By CAITLIN CARPENTER / From ABC
It started out innocently enough. Concerned about global warming and her family's energy consumption, Michelle Baker wanted to hang her wash outside. She scoured stores for a clothesline durable enough to withstand Vermont winters and classy enough for her Waterbury backyard. She came back empty-handed every time.
So Baker and her husband made their own -- a few lines of pristine white rope hung between two Vermont cedar poles. Soon, friends and neighbors were enviously asking where they got it. Born of enterprise, enthusiasm, and wet shirts flapping in the breeze, the Vermont Clothesline Codebuted in April.
And just in time, as a national clothesline -- or "Right to Dry" -- movement escalates.

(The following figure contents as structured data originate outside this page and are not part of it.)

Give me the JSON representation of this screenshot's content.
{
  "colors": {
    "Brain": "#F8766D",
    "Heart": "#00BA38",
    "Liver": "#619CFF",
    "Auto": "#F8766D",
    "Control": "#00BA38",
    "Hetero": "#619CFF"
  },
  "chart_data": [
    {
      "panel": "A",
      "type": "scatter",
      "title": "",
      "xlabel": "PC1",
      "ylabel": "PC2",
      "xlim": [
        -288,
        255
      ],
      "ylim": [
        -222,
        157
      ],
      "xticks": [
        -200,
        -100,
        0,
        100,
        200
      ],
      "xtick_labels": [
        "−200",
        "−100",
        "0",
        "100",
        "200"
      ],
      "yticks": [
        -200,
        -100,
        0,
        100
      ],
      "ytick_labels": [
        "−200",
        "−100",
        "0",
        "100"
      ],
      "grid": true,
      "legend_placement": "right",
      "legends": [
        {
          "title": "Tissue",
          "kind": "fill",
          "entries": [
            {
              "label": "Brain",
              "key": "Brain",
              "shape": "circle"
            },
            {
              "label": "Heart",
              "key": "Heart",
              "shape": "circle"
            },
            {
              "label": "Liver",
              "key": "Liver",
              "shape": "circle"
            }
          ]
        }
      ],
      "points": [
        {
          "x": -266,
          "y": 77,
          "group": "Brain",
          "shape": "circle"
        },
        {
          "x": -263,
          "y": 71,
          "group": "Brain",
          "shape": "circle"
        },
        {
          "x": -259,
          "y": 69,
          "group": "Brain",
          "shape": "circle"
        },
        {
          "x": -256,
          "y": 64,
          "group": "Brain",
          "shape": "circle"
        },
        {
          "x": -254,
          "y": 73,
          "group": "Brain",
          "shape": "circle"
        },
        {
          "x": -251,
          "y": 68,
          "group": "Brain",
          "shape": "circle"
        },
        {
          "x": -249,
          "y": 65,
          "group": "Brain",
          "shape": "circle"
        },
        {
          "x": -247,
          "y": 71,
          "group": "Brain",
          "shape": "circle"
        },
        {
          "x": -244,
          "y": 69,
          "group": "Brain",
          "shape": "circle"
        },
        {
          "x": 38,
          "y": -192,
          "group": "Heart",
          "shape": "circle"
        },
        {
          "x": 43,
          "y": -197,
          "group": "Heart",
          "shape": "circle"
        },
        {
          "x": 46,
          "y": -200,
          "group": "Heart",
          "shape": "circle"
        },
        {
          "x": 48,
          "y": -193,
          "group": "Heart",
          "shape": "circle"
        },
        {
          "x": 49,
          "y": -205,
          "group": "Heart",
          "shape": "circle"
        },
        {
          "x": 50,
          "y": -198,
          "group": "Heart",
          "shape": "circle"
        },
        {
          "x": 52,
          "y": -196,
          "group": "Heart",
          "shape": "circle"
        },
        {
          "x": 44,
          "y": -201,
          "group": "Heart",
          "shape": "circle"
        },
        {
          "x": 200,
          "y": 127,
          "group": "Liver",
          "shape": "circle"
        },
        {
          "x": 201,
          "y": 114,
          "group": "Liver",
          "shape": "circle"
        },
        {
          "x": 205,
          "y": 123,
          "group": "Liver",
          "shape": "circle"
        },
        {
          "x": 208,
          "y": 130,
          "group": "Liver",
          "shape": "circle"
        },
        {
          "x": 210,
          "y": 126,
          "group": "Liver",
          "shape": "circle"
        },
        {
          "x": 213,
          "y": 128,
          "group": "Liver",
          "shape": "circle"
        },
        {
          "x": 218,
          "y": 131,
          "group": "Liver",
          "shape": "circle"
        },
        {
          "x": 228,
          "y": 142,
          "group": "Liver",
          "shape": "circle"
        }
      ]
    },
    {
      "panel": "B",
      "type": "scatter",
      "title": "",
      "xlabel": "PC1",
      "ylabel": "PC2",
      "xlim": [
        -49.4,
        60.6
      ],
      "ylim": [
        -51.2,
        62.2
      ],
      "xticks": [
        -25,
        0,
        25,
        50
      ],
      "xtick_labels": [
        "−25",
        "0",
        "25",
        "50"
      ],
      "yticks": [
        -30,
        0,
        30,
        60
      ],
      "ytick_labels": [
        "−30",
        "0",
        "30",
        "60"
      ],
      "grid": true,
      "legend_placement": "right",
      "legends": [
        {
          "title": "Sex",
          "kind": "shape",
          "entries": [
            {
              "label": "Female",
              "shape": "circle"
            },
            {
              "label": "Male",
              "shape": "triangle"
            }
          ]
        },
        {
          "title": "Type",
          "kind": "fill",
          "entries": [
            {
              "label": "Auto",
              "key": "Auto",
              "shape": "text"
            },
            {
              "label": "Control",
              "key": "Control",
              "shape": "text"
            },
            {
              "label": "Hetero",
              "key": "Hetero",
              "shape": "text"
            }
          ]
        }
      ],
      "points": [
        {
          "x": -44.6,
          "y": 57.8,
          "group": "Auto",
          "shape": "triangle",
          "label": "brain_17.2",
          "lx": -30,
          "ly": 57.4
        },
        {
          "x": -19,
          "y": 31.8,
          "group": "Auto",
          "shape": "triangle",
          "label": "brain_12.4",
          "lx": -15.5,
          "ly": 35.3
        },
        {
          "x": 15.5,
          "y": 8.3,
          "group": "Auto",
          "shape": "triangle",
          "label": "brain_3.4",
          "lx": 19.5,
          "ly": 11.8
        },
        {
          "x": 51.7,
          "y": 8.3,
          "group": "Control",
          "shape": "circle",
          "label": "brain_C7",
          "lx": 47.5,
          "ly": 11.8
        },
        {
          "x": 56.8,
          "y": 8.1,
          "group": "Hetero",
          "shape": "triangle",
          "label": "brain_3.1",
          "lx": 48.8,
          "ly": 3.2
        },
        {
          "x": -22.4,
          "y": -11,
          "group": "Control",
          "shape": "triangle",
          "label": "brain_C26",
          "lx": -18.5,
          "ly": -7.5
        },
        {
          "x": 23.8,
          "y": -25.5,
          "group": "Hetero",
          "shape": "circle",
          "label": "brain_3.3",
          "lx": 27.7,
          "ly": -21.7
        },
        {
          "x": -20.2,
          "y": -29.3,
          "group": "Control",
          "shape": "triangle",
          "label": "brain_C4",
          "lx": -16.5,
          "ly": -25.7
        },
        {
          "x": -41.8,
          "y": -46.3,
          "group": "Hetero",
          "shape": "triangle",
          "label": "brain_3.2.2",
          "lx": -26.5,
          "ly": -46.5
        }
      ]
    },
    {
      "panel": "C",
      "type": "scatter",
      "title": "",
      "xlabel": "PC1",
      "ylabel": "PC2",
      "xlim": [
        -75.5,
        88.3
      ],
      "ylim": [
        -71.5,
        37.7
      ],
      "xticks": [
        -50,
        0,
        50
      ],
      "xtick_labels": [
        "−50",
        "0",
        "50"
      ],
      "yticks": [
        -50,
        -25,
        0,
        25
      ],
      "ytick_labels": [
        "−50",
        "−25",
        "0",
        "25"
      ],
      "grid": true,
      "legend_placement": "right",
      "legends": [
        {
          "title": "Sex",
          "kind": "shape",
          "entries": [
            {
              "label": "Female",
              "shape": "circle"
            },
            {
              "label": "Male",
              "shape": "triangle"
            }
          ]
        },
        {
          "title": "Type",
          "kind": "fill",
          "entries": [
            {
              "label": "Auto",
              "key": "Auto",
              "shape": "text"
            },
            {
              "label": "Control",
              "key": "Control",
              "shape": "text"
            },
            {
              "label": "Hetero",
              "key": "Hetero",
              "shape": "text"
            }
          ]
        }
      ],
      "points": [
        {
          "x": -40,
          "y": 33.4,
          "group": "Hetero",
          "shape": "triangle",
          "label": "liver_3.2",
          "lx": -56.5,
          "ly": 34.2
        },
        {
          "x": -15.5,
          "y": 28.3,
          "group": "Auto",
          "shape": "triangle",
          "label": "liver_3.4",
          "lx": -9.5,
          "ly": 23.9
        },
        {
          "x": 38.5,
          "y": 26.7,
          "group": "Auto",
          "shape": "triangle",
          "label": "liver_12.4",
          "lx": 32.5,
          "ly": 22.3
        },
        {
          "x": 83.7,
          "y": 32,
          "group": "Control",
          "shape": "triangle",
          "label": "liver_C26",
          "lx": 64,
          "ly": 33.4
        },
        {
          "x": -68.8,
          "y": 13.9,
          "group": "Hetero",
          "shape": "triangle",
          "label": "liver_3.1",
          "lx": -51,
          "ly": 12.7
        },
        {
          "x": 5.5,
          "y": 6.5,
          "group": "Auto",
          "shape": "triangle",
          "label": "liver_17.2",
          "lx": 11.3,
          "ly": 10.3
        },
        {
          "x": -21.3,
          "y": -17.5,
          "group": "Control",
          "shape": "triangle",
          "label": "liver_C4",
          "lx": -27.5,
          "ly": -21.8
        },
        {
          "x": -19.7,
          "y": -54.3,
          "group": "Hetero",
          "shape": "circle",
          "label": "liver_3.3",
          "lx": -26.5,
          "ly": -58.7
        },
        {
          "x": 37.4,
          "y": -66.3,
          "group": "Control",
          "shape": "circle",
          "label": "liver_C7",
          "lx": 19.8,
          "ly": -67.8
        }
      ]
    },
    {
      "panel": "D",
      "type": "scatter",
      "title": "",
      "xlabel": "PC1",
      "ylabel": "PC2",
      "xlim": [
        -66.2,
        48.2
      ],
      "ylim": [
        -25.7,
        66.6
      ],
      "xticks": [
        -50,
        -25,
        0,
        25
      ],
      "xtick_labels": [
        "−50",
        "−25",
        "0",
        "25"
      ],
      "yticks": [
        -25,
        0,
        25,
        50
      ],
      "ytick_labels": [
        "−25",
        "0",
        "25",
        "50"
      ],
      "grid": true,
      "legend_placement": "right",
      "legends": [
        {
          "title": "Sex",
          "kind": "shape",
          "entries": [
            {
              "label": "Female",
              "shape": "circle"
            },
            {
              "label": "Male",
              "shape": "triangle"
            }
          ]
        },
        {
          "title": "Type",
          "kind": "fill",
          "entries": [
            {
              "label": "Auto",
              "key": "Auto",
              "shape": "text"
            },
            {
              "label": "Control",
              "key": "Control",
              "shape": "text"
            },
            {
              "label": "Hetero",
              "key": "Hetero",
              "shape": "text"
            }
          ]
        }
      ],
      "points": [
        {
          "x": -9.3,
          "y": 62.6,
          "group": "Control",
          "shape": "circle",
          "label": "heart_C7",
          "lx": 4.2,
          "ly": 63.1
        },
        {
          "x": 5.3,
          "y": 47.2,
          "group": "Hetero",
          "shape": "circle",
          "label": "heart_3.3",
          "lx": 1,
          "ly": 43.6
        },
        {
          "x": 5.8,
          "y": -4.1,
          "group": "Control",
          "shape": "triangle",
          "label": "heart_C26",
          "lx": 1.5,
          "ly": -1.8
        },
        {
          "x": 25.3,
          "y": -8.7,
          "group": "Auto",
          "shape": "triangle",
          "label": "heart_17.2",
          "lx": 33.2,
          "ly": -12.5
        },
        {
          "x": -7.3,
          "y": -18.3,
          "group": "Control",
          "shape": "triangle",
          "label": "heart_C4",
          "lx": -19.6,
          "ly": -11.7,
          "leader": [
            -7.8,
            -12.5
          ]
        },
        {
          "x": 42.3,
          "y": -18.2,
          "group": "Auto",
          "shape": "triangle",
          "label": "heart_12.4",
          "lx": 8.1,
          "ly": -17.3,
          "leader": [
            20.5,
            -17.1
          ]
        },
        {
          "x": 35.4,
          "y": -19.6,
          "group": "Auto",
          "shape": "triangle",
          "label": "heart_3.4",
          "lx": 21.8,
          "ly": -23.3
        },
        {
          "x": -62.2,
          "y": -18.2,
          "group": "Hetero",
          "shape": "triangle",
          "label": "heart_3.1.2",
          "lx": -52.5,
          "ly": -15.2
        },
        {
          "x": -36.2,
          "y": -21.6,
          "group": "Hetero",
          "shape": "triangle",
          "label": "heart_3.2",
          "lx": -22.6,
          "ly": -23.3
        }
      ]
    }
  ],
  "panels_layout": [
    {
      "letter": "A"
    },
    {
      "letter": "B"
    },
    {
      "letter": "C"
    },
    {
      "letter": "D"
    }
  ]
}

In fact, Vermont is the latest state to introduce a bill that would override clothesline bans, which are often instituted by community associations loath to air laundry even when it's clean. Now, clothesline restrictions may be headed the way of bans on parking pickup trucks in front of homes, or growing grass too long -- all vestiges of trim and tidy hopes that may not fit with the renewed emphasis on going green.
"This trend ... is about people making a little change to help the environment as opposed to something like solar panels which is much more of an investment," Baker says.
Baker's orders have steadily risen. While most initial buyers were fellow Vermonters, the company now receives orders from across the United States, including such places as Tennessee, Texas and Arkansas.
Over in New Hampshire, clothesline activists have asked for legislative advice from Project Laundry List -- the first U.S. clothesline activist group -- according to the group's founder, Alexander Lee. And North Carolina recently passed a law invalidating city or county limitations on "energy devices based on the use of renewable resources." In addition, the clothesline movement there is hoping to find a "test case" to legally establish clothesline rights in North Carolina, Lee says...
At last count, in 2005, there were 88 million dryers in the United States, according to the Association of Home Appliance Manufacturers. Annually, these dryers consume 1,079 kilowatt hours of energy per household, creating 2,224 pounds of carbon-dioxide emissions.
Besides the global-warming and cost-saving aspects of clotheslines, proponents say hanging out clothes requires exercise and time outside -- elements that are missing from many Americans' lives. "So much of our lives have become automated," Wentzell says. Plus, using a clothesline makes "your clothes last longer and smell better."
Despite clotheslines' purported benefits -- and a scent that can rival dryer sheets' "fresh rain" fragrance -- "the overwhelming majority" of community associations regulate or ban them, says Frank Rathbun, vice president of communications for the Community Associations Institute in Virginia. Sixty million Americans belong to one of 300,000 homeowners' associations, according to the institute, a national organization of community association leaders and management firms...
On Sept. 14, Project Laundry List will participate in an event at the energy company Hydro-Québec, protesting the diverting and damming of the Rupert River. Such damming would not have to occur, Lee says, if people adopted energy-saving methods like clotheslines. The group will display messages on T-shirts and sheets hung from -- what else? -- a 400-foot clothesline.